Note:
This page is primarily intended for developers of Mercurial.
Pypy Plan
Status: In Progress
Main proponents: Pierre-YvesDavid, MaciejFijalkowski, MartijnPieter, BryanO'Sullivan
Pypy is a python interpreter with a Tracing JIT compiler, using it could significantly boost our performance in some situation.
1. Description
The Python language is powerful but slow. Using a Jit compiler can give us a lot of that speed back without having to translate large part or Mercurial into C. However there is multiple challenge ahead:
- Startup and JIT Warm-up time are an issue for the mercurial command line typically short running type,
- Pypy is unable to use our CPython extension code, missing multiple of the optimisation we implemented.
All kind of stuff can go here, solution description / alternative solution etc
2. Current approach
We plan to mitigate startup and warmup time using ChgPortingPlan,
- We'll also investigate way to share/reuse JIT tracing information from one run to another, but it is a long shot,
- We are investigating using CFFI to call our carefully optimised C code, The CPython implementation should stay around in parallel,
- In some case improving the pure python code should be enough.
3. Failing Tests
- Failed test-devel-warnings.t: output changed
- Failed test-strict.t: timed out
- Failed test-setdiscovery.t: output changed
- Failed test-clone-uncompressed.t: output changed
- Failed test-doctest.py: output changed
- Failed test-revset.t: output changed
4. CFFI experiment
Using the CPython API in C makes it hard for pypy to do nice optimisation. Calling our C code through https://cffi.readthedocs.org/en/latest/ would fix that. However, cffi just allow function call, not building full compatible Python object directly from C. As a result we probably need to keep a CPython API and a CFFI version of our code in parallel.
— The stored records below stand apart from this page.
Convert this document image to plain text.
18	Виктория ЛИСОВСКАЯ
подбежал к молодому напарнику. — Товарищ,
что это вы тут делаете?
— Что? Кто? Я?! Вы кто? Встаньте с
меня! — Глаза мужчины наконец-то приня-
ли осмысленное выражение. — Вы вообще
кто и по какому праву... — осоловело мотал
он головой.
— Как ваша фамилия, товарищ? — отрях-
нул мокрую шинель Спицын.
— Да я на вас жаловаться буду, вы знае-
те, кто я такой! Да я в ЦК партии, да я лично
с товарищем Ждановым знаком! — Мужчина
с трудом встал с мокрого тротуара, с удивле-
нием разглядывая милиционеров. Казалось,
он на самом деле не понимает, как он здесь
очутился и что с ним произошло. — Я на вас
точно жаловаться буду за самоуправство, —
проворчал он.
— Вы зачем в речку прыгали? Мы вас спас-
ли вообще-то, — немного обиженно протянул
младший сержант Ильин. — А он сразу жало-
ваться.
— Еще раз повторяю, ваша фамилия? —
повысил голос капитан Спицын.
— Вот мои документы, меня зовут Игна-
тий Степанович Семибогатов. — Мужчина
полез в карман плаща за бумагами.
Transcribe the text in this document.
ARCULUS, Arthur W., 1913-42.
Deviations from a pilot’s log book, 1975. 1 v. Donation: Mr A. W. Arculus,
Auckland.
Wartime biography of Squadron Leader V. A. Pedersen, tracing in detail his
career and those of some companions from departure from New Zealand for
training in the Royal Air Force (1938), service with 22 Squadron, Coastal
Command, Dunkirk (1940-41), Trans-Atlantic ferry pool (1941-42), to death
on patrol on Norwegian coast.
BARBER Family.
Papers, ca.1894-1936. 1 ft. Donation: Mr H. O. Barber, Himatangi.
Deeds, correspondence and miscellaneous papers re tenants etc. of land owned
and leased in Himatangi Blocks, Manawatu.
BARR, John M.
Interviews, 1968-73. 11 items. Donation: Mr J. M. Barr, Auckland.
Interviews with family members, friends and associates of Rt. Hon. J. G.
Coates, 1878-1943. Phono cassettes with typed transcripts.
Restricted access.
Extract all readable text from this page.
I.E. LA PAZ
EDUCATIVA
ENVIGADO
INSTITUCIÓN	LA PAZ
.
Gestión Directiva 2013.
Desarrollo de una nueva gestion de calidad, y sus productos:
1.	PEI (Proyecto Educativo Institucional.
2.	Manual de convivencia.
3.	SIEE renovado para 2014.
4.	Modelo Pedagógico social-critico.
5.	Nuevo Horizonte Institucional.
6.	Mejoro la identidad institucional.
CPython will still use it's carefully build object using the CPython API and PyPy will use pure Python object calling C function through CFFI as it should be able to optimise the pure Python object overhead away.
All our C code must be audited and sorted in the following categories
4.1. Python Version is Just Fine
The pure version is already as fast as the C version.
- …
Link to example: 'to be added'
4.2. Python Version need rework
The pure version should be as fast as the C version, but is currently not.
reachableroot
- …
Link to example: 'to be added'
4.3. Simple Function that need cffi version
mpatch.patches
Link to example: 'to be added'
4.4. Complex Class that need cffi version
lazymanifest ?
index ?
- …
Link to example: 'to be added'
4.5. C Code calling Python code back
This will be fun.
- …
Link to example: 'to be added'
5. Benchmark
We plan to have a look at the performance of the following command.
hg log
hg log -p
hg bundle -t gzip -a - the main component of server side clone
hg unbundle - the main component of client side clone
hg blame
updating - hg up null followed by hg up tip
- performance of http server (hg serve)
- hg commit
- hg amend
- hg rebase
- hg status
6. Roadmap
have tests pass,
add support for a cffi module policy,
demonstrate cffi usage for each "category":
Simple function,
Simple Class,
Code with roundtrip between Python and C,
Updated Python code (no CFFI).
have a basic set of benchmark
have some plan to re-use//share JIT tracing data
have a C version for all critical code
- fill me.
implement that plan